One-Step Gas-Solid-Phase Diffusion-Induced Elemental Reaction for Bandgap-Tunable CuaAgm1Bim2In/CuI Thin Film Solar Cells

Erchuang Fan; Manying Liu; Kangni Yang; Siyu Jiang; Bingxin Li; Dandan Zhao; Yanru Guo; Yange Zhang; Peng Zhang; Chuantian Zuo; Liming Ding; Zhi Zheng

doi:10.1007/s40820-023-01033-5

One-Step Gas-Solid-Phase Diffusion-Induced Elemental Reaction for Bandgap-Tunable Cu_aAg_m1Bi_m2I_n/CuI Thin Film Solar Cells

Nanomicro Lett. 2023 Mar 2;15(1):58. doi: 10.1007/s40820-023-01033-5.

Authors

Erchuang Fan^{1

2}, Manying Liu³, Kangni Yang¹, Siyu Jiang^{1

2}, Bingxin Li¹, Dandan Zhao¹, Yanru Guo¹, Yange Zhang¹, Peng Zhang², Chuantian Zuo⁴, Liming Ding⁵, Zhi Zheng^{6

7}

Affiliations

¹ Key Laboratory of Micro-Nano Materials for Energy Storage and Conversion of Henan Province, College of Chemical and Materials Engineering, Institute of Surface Micro and Nano Materials, Xuchang University, Xuchang, 461000, People's Republic of China.
² School of Materials Science and Engineering, Zhengzhou University, Zhengzhou, 450001, People's Republic of China.
³ Key Laboratory of Micro-Nano Materials for Energy Storage and Conversion of Henan Province, College of Chemical and Materials Engineering, Institute of Surface Micro and Nano Materials, Xuchang University, Xuchang, 461000, People's Republic of China. manyingliu988@xcu.edu.cn.
⁴ Center for Excellence in Nanoscience (CAS), Key Laboratory of Nanosystem and Hierarchical Fabrication (CAS), National Center for Nanoscience and Technology, Beijing, 100190, People's Republic of China.
⁵ Center for Excellence in Nanoscience (CAS), Key Laboratory of Nanosystem and Hierarchical Fabrication (CAS), National Center for Nanoscience and Technology, Beijing, 100190, People's Republic of China. ding@nanoctr.cn.
⁶ Key Laboratory of Micro-Nano Materials for Energy Storage and Conversion of Henan Province, College of Chemical and Materials Engineering, Institute of Surface Micro and Nano Materials, Xuchang University, Xuchang, 461000, People's Republic of China. zzheng@xcu.edu.cn.
⁷ School of Materials Science and Engineering, Zhengzhou University, Zhengzhou, 450001, People's Republic of China. zzheng@xcu.edu.cn.

Abstract

Lead-free inorganic copper-silver-bismuth-halide materials have attracted more and more attention due to their environmental friendliness, high element abundance, and low cost.
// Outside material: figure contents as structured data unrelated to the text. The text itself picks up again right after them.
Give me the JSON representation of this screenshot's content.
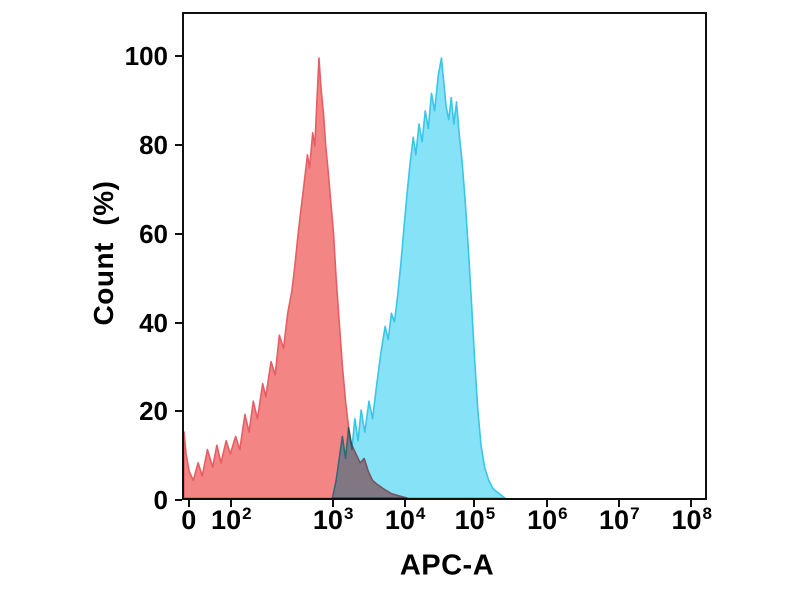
{
  "chart_data": {
    "type": "area",
    "chart_kind": "flow-cytometry-histogram-overlay",
    "title": "",
    "xlabel": "APC-A",
    "ylabel": "Count  (%)",
    "grid": false,
    "legend": "none",
    "axis_color": "#101010",
    "ylim": [
      0,
      110
    ],
    "y_ticks": [
      0,
      20,
      40,
      60,
      80,
      100
    ],
    "x_scale": "biexponential-log",
    "x_ticks": [
      {
        "base": "0",
        "exp": "",
        "pos": 0.013
      },
      {
        "base": "10",
        "exp": "2",
        "pos": 0.093
      },
      {
        "base": "10",
        "exp": "3",
        "pos": 0.287
      },
      {
        "base": "10",
        "exp": "4",
        "pos": 0.424
      },
      {
        "base": "10",
        "exp": "5",
        "pos": 0.557
      },
      {
        "base": "10",
        "exp": "6",
        "pos": 0.695
      },
      {
        "base": "10",
        "exp": "7",
        "pos": 0.832
      },
      {
        "base": "10",
        "exp": "8",
        "pos": 0.97
      }
    ],
    "x_unit": "fraction-of-axis-width",
    "y_unit": "percent-of-max-count",
    "series": [
      {
        "name": "red-histogram",
        "fill": "#F37E7E",
        "stroke": "#E35F63",
        "fill_opacity": 0.95,
        "blend": "",
        "peak": {
          "x_pos": 0.259,
          "y": 100
        },
        "points": [
          [
            0.0,
            15
          ],
          [
            0.004,
            10
          ],
          [
            0.01,
            6
          ],
          [
            0.018,
            4
          ],
          [
            0.027,
            8
          ],
          [
            0.035,
            5
          ],
          [
            0.045,
            11
          ],
          [
            0.055,
            7
          ],
          [
            0.063,
            12
          ],
          [
            0.071,
            8
          ],
          [
            0.081,
            13
          ],
          [
            0.089,
            10
          ],
          [
            0.099,
            14
          ],
          [
            0.107,
            11
          ],
          [
            0.117,
            19
          ],
          [
            0.125,
            15
          ],
          [
            0.133,
            22
          ],
          [
            0.141,
            18
          ],
          [
            0.151,
            26
          ],
          [
            0.157,
            23
          ],
          [
            0.167,
            31
          ],
          [
            0.175,
            28
          ],
          [
            0.183,
            37
          ],
          [
            0.191,
            34
          ],
          [
            0.199,
            42
          ],
          [
            0.207,
            47
          ],
          [
            0.213,
            53
          ],
          [
            0.219,
            60
          ],
          [
            0.225,
            66
          ],
          [
            0.231,
            72
          ],
          [
            0.237,
            78
          ],
          [
            0.241,
            75
          ],
          [
            0.247,
            83
          ],
          [
            0.251,
            80
          ],
          [
            0.255,
            90
          ],
          [
            0.259,
            100
          ],
          [
            0.263,
            93
          ],
          [
            0.268,
            87
          ],
          [
            0.272,
            80
          ],
          [
            0.277,
            74
          ],
          [
            0.282,
            67
          ],
          [
            0.287,
            60
          ],
          [
            0.292,
            50
          ],
          [
            0.298,
            40
          ],
          [
            0.304,
            30
          ],
          [
            0.31,
            22
          ],
          [
            0.316,
            16
          ],
          [
            0.322,
            12
          ],
          [
            0.33,
            10
          ],
          [
            0.338,
            8
          ],
          [
            0.346,
            9
          ],
          [
            0.354,
            6
          ],
          [
            0.362,
            4
          ],
          [
            0.372,
            3
          ],
          [
            0.384,
            2
          ],
          [
            0.398,
            1
          ],
          [
            0.412,
            0.5
          ],
          [
            0.428,
            0
          ]
        ]
      },
      {
        "name": "cyan-histogram",
        "fill": "#7CDFF6",
        "stroke": "#38C6E9",
        "fill_opacity": 0.92,
        "blend": "multiply",
        "peak": {
          "x_pos": 0.494,
          "y": 100
        },
        "points": [
          [
            0.285,
            0
          ],
          [
            0.292,
            4
          ],
          [
            0.298,
            9
          ],
          [
            0.304,
            14
          ],
          [
            0.31,
            9
          ],
          [
            0.316,
            16
          ],
          [
            0.322,
            11
          ],
          [
            0.328,
            18
          ],
          [
            0.334,
            13
          ],
          [
            0.34,
            20
          ],
          [
            0.347,
            15
          ],
          [
            0.355,
            22
          ],
          [
            0.362,
            18
          ],
          [
            0.37,
            26
          ],
          [
            0.378,
            33
          ],
          [
            0.386,
            39
          ],
          [
            0.392,
            36
          ],
          [
            0.398,
            42
          ],
          [
            0.404,
            40
          ],
          [
            0.41,
            46
          ],
          [
            0.416,
            53
          ],
          [
            0.422,
            61
          ],
          [
            0.428,
            69
          ],
          [
            0.434,
            76
          ],
          [
            0.44,
            82
          ],
          [
            0.445,
            78
          ],
          [
            0.451,
            85
          ],
          [
            0.457,
            81
          ],
          [
            0.463,
            88
          ],
          [
            0.469,
            84
          ],
          [
            0.475,
            92
          ],
          [
            0.481,
            88
          ],
          [
            0.488,
            96
          ],
          [
            0.494,
            100
          ],
          [
            0.499,
            94
          ],
          [
            0.503,
            89
          ],
          [
            0.508,
            86
          ],
          [
            0.513,
            91
          ],
          [
            0.518,
            85
          ],
          [
            0.523,
            90
          ],
          [
            0.528,
            83
          ],
          [
            0.534,
            76
          ],
          [
            0.54,
            67
          ],
          [
            0.546,
            56
          ],
          [
            0.552,
            44
          ],
          [
            0.558,
            31
          ],
          [
            0.564,
            20
          ],
          [
            0.57,
            12
          ],
          [
            0.577,
            7
          ],
          [
            0.585,
            4
          ],
          [
            0.594,
            2
          ],
          [
            0.605,
            1
          ],
          [
            0.616,
            0
          ]
        ]
      }
    ]
  }
}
Here, we developed a strategy of one-step gas-solid-phase diffusion-induced reaction to fabricate a series of bandgap-tunable Cu_aAg_m1Bi_m2I_n/CuI bilayer films due to the atomic diffusion effect for the first time. By designing and regulating the sputtered Cu/Ag/Bi metal film thickness, the bandgap of Cu_aAg_m1Bi_m2I_n could be reduced from 2.06 to 1.78 eV. Solar cells with the structure of FTO/TiO₂/Cu_aAg_m1Bi_m2I_n/CuI/carbon were constructed, yielding a champion power conversion efficiency of 2.76%, which is the highest reported for this class of materials owing to the bandgap reduction and the peculiar bilayer structure. The current work provides a practical path for developing the next generation of efficient, stable, and environmentally friendly photovoltaic materials.

Keywords: Bandgap tuning; CuaAgm1Bim2In; Elemental reaction; Gas–solid phase; Solar cells.